Llanidloes stays but Machynlleth is out.

That was the decision of the Boundary Commission as it published revised plans this week of how best to break up the historic county of Montgomeryshire forever.

The new outlines see Llanidloes and Blaen Hafren brought back into the proposed Brecon, Radnor and Montgomery constituency, after plans published in 2016 looked to latch it onto Ceredigion.

The new super-constituency would include the whole of the current Brecon and Radnorshire, plus south Montgomeryshire communities like Newtown and Montgomery.

Staunch objections from the Llanidloes community may have been listened to, but to balance out the numbers of the new Ceredigion and North Pembrokeshire constituency, it will now include Machynlleth.

Meanwhile the northern part of the county, including Welshpool, Llanfair Caereinion and Llanfyllin, will become part of the new constituency of Clwyd South and North Montgomeryshire. This is where Machynlleth would have fallen under last year's initial plans.

Llanidloes Town Councillor Graham McArthur, who heads the Llanidloes-based ‘Campaign for Democracy’ said the new plans showed the Boundary Commission was prepared to listen to the people.

During the consultation period, he produced nine maps and charts along with a number of letters to the Boundary Commission, emphasising the strong cultural, social and economic links between Llanidloes and the Severn Valley communities to its East.

“The plan to put us with Ceredigion didn’t make a lot of sense to people,” said Cllr McArthur.

“The Boundary Commission liked the maps and were more than happy to listen to what we were saying.

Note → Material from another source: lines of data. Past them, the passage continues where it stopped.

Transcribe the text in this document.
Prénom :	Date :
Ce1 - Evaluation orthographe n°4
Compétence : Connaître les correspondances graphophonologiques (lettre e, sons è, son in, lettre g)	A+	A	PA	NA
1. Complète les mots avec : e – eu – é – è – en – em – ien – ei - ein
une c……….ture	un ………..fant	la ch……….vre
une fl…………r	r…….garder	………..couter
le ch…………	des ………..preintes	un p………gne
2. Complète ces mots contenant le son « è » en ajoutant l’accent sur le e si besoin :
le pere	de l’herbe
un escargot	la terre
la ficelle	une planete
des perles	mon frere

“It’s a shame that Montgomeryshire is being split up as it is a natural area. But if we need to split, the split is better now.”

The Boundary Commission’s plans, if they go ahead, will see the number of MPs in Wales cut by more than a quarter, going down from 40 to 29, and even out the number of constituents in each to around the 75,000 mark.

Following the publication of the new outlines this week, Montgomeryshire MP Glyn Davies said plans to carve up the old county were “crackers”.

He argued that any potential boundary reform should be done without cutting seats, but shared hope that the proposals would be rejected.

“I think the whole proposal is completely unacceptable,” said Mr Davies, who has vowed he will not stand in any constituency other than Montgomeryshire.

“I just don’t think it will go through, it will not be able to get the votes.

“There has got to be an equalisation of constituencies, but it should be done on the basis of 650 seats. There is a case for equalising the constituencies as they are.

“If these plans go ahead democracy will be seriously damaged. The voters of Montgomeryshire will be very disconnected from their MP.

“I don’t criticise the Boundary Commission, they have not had a choice, they are told what to do by the legislation.

“I am supposed to advocate government policy but with this I can’t.”

Ian Harrison, who spearheaded a campaign against the carve-up of Montgomeryshire following last year’s initial plans, said the revised outlines still presented problems for constituents whose new MPs may not know the area at all.

He said: “Myfanwy Alexander, Robert Harvey, Jonathan Wilkinson and I presented the only logical alternative to the Commission’s proposal.

“Our case met their objectives and improved upon them in every sense whilst saving our historic constituency.

“The people of Forden are now faced with the possibly of being represented by an MP living in Ystradgynlais, the people of Welshpool by someone in Delyn.

“How this helps improve democratic representation and accountability in Mid Wales is beyond me. Utter madness. We have eight weeks to have another go.”

The consultation on the revised proposals ends on December 11.